Buton bubble concrete

Butong bubble concrete panels are made by pressing two form matrices together. How these matrices join inside the panel determine the filter effect of the panel. The panels have holes from both sides of the panel in a hexagonal pattern. Due to that the cells of the two sides of the matrix are joined, the panel will keep its uniform thickness. In its semi-hard condition, panels can easily be manipulated or cut into shape.


Wireglass is a project of Caroline Prisse and Marieke van den Heuvel, which resulted in various dynamic weaves integrated into glass. The metal textile weaves are made of stainless steel, copper and iron, and especially designed for this purpose.
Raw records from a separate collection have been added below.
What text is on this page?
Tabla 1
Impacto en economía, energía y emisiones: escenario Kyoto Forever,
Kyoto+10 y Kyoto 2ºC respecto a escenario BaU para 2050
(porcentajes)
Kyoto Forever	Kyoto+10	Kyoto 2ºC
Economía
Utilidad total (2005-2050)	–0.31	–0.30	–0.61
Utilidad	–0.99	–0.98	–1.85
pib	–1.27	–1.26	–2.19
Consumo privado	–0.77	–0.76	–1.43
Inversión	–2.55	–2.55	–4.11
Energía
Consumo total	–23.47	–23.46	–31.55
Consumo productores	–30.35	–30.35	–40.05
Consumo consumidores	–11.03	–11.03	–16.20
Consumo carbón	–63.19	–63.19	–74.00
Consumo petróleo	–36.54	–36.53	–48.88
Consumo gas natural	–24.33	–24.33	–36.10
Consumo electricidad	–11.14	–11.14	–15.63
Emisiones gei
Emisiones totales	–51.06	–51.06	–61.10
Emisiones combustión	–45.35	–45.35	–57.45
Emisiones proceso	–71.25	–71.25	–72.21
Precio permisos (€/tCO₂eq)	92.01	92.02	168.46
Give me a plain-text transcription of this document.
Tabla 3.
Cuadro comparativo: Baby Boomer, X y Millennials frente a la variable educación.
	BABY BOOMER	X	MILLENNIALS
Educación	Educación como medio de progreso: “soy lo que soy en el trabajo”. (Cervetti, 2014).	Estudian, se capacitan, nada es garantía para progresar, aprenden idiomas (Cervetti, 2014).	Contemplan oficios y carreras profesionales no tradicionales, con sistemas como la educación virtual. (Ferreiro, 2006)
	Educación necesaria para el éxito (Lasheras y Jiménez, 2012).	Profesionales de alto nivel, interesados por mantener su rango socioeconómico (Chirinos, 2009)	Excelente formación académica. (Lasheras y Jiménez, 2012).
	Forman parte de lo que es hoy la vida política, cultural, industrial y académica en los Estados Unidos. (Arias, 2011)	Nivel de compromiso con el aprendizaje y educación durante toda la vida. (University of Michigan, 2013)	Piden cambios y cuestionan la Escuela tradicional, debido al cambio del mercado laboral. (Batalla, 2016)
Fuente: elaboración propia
The metal, perforated sheets have been melted along with the glass.


Typha, commonly known as reed, cattail or bulrush, is a fast growing plant that flourishes in the watery areas of Friesland in the Netherlands. Studio Tjeerd Veenhoven is developing insulation suitable for cavity walls that meets the current building standards. The aim is to make the Life Cycle Assessment (LCA) as sustainable as possible. They strive for low CO2 emissions and low energy use, and avoid the use of harmful substances, by harvesting, producing and applying the value chain locally.


Lignoloc nails are made of beech wood and offer an sustainable alternative to metal nails or glue. Beech wood was especially chosen because its straight growth gives it the most homogenous cell structure. The nails are available in lengths up to 90 mm. It is possible to drive the nails in with a hammer, without pre-drilling, as the hardness of the wooden nails is comparable to aluminium ones, but Beck recommends using their special LignoLoc pneumatic nailer, which generates a large amount of heat by friction and welds the nail with the surrounding wood.